Au fil des pages, l’artiste se montre très analytique mêlant une grande confiance en soi tout en s’adonnant ouvertement à l’autocritique. « Etre bon juge de soi-même, explorer sa propre voie, ne pas vouloir répondre aux attentes des autres, ou vouloir copier d’autres formes qui ont du succès », voici l’intransigeant principe d’Ostermeier qui entend bien se démarquer.

De la Baracke, le plateau-hangar qui jouxtait le Deutsches Theater où il a débuté, à la Schaubühne dont il prend la direction en 1999, Ostermeier réalise ses exigences. Il monte des auteurs contemporains (Noren, Fosse, Kane alors inconnus en Allemagne) et revisite d’une façon passionnante les classiques (Ibsen et Shakespeare en tête) dont il rend toute l’actualité. Pour lui, telle une évidence, le théâtre se conjugue au présent.

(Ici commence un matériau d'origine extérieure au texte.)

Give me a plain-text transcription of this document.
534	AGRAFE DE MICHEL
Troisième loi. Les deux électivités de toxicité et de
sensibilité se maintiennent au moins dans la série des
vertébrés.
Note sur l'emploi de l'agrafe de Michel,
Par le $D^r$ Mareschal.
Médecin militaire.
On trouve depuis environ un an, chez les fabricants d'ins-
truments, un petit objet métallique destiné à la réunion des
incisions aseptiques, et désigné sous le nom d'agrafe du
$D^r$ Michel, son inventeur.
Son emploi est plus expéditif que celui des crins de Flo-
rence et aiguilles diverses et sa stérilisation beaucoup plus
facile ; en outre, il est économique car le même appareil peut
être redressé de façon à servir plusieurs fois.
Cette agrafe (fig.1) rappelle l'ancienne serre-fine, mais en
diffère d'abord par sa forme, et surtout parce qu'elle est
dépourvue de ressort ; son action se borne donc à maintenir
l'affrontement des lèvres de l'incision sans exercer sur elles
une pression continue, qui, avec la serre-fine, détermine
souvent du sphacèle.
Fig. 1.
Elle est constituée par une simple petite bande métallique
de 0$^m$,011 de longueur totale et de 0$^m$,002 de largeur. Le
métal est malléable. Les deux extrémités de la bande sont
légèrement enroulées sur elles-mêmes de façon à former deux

Invité à donner plus de 100 dates de tournée par saison dans le monde, Ostermeier passe à l’étranger pour un metteur en scène radical alors que son travail est parfois taxé de rétrograde par la critique allemande, même s’il peut se féliciter d’être suivi par un public jeune, nombreux et brassé.

Le plus international des metteurs en scène berlinois livre un discours véhément et réfractaire sur la question de l’identité du théâtre allemand qui selon lui a trop cherché à tout faire voler en éclats. « Il faut bien rassembler les morceaux et les recoller – c’est ce que je fais » déclare-t-il. Il veut construire, reconstruire le théâtre par un retour au réalisme et à la narration.

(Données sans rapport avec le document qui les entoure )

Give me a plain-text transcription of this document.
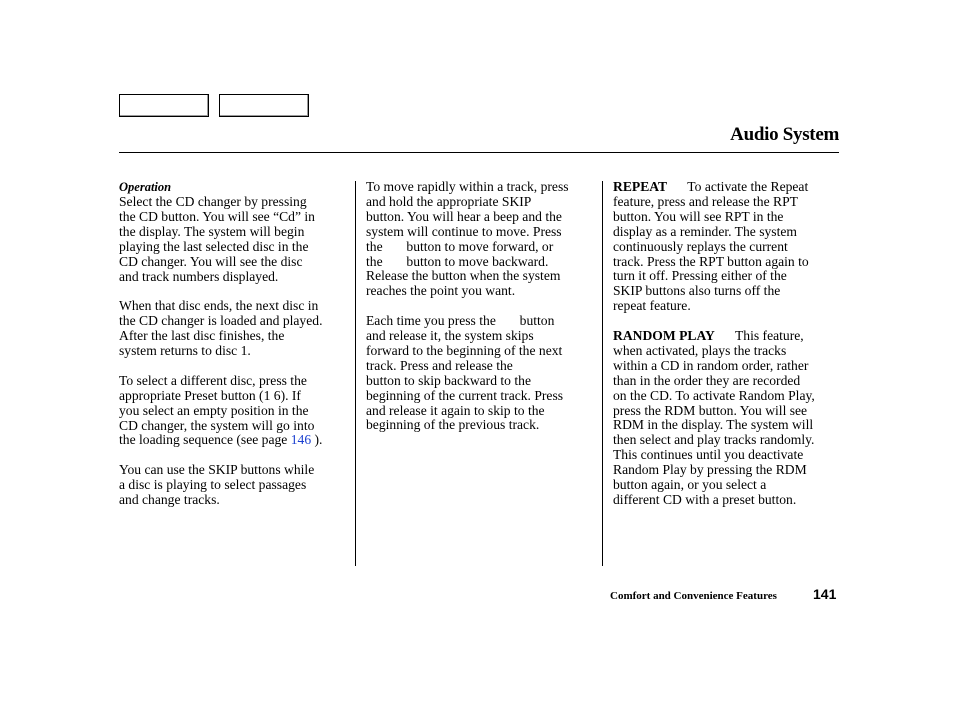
Audio System
Operation

Select the CD changer by pressing
the CD button. You will see “Cd” in
the display. The system will begin
playing the last selected disc in the
CD changer. You will see the disc
and track numbers displayed.

When that disc ends, the next disc in
the CD changer is loaded and played.
After the last disc finishes, the
system returns to disc 1.

To select a different disc, press the
appropriate Preset button (1 6). If
you select an empty position in the
CD changer, the system will go into
the loading sequence (see page 146 ).

You can use the SKIP buttons while
a disc is playing to select passages
and change tracks.

To move rapidly within a track, press
and hold the appropriate SKIP
button. You will hear a beep and the
system will continue to move. Press
the       button to move forward, or
the       button to move backward.
Release the button when the system
reaches the point you want.

Each time you press the       button
and release it, the system skips
forward to the beginning of the next
track. Press and release the
button to skip backward to the
beginning of the current track. Press
and release it again to skip to the
beginning of the previous track.

REPEAT      To activate the Repeat
feature, press and release the RPT
button. You will see RPT in the
display as a reminder. The system
continuously replays the current
track. Press the RPT button again to
turn it off. Pressing either of the
SKIP buttons also turns off the
repeat feature.

RANDOM PLAY      This feature,
when activated, plays the tracks
within a CD in random order, rather
than in the order they are recorded
on the CD. To activate Random Play,
press the RDM button. You will see
RDM in the display. The system will
then select and play tracks randomly.
This continues until you deactivate
Random Play by pressing the RDM
button again, or you select a
different CD with a preset button.

Comfort and Convenience Features	141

Ce scepticisme face aux formes trash post-dramatiques et l’évolution qu’il revendique semblent bien éloignés des velléités du tout jeune Ostermeier alors en pleine période hardcore punk gaucho et en conflit permanent contre son père, l’Eglise, la Bavière de son enfance qu’il lui inspire haine et colère, puis contre le néo-libéralisme que son œuvre dénonce ; éloignés aussi de l’époque de la Baracke où il produisait dans l’urgence et l’économie, transgressant les ordres et les limites et faisait un carton dans la capitale allemande, peu conformes enfin à ses formidables Nora, WoyzeckHamlet entre autres où explosait un pur geste de metteur en scène interventionniste.

Il dit désormais moins s’intéresser à la mise en scène qu’au jeu des comédiens. Peut-être parce qu’avant d’être reçu à la « Ernst Buch » de Berlin, Ostermeier voulait faire l’acteur. A l’évidence, les siens sont rois. « Je suis un observateur passionné du genre humain » dit-il. C’est peut-être ce qui définit le mieux sa patte, son esthétique moins fortement marquée que celle d’un Castorf, un Marthaler ou un Schliengensief – il en convient lui-même – mais qui demeure l’une des plus aimés de la scène européenne.